I know some of you are reading this thinking “how can you be so sure he’s innocent?” or “how can you be so trusting?” and I don’t blame you. But think of it this way: what if it was me? What if it was you or one of your family members? People are wrongly imprisoned every day in this country, don’t kid yourself. Our system is broken and until something is done to fix it, this will continue to happen every day. Since the advancement of DNA research, hundreds of people, wrongly imprisoned, have been released but more needs to be done. These people shouldn’t have been incarcerated in the first place, but because of glitches in the system, reliance on faulty eye witnesses, or circumstantial evidence they were sent to prison, some for years. Lives are ruined, lost, and forgotten.

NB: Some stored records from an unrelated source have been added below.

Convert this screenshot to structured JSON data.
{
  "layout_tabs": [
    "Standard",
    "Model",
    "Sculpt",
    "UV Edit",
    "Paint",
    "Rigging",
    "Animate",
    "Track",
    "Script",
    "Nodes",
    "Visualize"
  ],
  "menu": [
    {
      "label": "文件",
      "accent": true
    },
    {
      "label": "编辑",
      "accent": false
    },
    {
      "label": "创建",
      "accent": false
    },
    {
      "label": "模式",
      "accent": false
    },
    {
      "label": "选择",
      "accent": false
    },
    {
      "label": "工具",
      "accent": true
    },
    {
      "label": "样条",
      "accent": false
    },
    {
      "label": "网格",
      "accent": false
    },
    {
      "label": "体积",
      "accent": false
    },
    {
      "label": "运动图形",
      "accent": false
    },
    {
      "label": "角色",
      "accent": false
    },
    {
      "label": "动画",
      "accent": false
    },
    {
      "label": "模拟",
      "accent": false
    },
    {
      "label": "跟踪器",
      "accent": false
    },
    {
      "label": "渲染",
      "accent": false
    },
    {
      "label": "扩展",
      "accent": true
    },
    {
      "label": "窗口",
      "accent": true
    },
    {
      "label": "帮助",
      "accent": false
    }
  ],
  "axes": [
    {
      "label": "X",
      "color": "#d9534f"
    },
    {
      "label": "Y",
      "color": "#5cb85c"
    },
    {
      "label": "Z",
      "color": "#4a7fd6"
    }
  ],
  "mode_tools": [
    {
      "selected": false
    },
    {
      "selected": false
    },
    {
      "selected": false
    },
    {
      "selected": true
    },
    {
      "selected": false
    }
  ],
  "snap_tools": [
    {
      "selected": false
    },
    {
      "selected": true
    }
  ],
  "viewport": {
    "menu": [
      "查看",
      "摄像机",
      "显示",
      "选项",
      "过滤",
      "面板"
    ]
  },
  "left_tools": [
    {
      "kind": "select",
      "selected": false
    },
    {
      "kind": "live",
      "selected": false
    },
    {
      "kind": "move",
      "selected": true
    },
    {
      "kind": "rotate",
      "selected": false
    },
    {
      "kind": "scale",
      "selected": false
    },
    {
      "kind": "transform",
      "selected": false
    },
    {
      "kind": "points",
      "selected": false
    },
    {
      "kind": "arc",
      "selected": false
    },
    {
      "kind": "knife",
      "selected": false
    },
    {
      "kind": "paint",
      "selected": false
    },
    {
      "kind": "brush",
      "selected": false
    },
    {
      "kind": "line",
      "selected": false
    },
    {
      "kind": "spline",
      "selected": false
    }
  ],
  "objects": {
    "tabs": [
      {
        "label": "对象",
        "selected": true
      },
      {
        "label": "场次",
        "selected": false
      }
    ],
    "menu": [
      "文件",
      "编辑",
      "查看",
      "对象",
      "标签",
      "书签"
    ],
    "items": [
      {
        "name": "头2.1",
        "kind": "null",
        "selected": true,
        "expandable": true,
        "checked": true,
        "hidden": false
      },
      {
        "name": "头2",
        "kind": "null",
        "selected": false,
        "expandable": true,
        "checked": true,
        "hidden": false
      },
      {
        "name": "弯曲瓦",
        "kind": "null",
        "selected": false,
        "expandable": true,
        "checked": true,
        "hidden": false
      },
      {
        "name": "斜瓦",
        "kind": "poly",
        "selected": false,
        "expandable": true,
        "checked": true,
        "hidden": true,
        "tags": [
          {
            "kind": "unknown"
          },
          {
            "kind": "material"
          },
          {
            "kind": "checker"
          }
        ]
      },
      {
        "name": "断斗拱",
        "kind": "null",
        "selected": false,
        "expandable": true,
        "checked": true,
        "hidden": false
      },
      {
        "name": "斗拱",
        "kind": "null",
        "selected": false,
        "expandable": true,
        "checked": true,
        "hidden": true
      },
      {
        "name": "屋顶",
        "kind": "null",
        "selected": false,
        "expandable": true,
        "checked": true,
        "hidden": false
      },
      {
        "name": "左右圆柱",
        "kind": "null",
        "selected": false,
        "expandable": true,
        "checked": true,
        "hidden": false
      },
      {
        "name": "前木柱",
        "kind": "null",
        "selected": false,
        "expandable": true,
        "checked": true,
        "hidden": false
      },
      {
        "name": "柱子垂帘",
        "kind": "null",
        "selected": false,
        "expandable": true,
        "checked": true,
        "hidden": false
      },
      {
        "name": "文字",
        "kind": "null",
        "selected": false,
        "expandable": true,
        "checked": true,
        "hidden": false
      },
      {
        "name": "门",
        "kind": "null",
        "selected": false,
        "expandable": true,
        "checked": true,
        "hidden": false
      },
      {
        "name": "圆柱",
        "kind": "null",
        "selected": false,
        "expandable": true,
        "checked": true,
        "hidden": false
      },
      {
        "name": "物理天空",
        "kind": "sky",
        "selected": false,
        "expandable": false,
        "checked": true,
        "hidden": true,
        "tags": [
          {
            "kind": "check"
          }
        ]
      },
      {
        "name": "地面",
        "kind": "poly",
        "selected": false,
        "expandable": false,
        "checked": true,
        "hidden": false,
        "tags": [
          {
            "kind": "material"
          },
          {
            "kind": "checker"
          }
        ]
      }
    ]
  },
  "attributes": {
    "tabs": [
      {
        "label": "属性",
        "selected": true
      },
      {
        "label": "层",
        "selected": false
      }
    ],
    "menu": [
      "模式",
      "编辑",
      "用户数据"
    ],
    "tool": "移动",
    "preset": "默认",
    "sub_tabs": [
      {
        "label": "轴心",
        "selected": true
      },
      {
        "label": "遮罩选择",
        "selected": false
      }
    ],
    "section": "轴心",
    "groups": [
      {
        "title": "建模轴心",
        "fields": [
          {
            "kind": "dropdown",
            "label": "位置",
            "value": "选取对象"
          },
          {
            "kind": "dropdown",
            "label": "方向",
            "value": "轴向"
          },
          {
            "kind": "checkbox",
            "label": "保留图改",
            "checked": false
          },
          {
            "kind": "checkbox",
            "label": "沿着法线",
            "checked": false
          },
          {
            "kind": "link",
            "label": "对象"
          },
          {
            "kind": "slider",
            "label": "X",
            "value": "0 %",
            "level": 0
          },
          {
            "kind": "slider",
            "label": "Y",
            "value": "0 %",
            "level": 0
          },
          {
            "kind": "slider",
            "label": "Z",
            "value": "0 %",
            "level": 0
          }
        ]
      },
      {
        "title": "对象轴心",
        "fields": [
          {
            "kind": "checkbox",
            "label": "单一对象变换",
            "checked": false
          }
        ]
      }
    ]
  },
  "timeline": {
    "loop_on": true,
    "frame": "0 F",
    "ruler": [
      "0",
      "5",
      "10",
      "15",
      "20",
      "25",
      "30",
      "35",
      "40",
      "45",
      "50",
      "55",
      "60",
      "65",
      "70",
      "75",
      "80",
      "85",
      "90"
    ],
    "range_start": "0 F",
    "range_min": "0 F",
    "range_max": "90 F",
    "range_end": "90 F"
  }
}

The other reason I continue to give my friend the benefit of the doubt can be found in my last blog post. I cannot turn my back on someone who would refuse to take a deal in order stand up for what’s right. If he is willing to remain in prison for two years rather than plead guilty to something he did not do, how can I shut the door on him? At the end of my last post I said that the lesson I’d learned from being ignored or having the door slammed in my face was to give people the benefit of the doubt and listen to them. Acknowledge them and really hear them, as a fellow human being. I’m not stupid or naive. I am fully aware that there are some people out there who are dishonest and take advantage of others’ good hearts. I know, everyone in prison is “innocent”. I have been fooled before by people I believed in and it’s not a great feeling. If I’m wrong about my friend and he’s not the person I believe him to be, then that’s on him, not me. If that is the case, he’ll have to live with that karma. I have faith in him, though, and I truly believe he is innocent.
We all need someone to believe in us, especially in our darkest hours. How would it feel if everyone turned their backs on you when you needed them the most?
I’ll be thinking of my friend on the date of his trial, hoping for justice.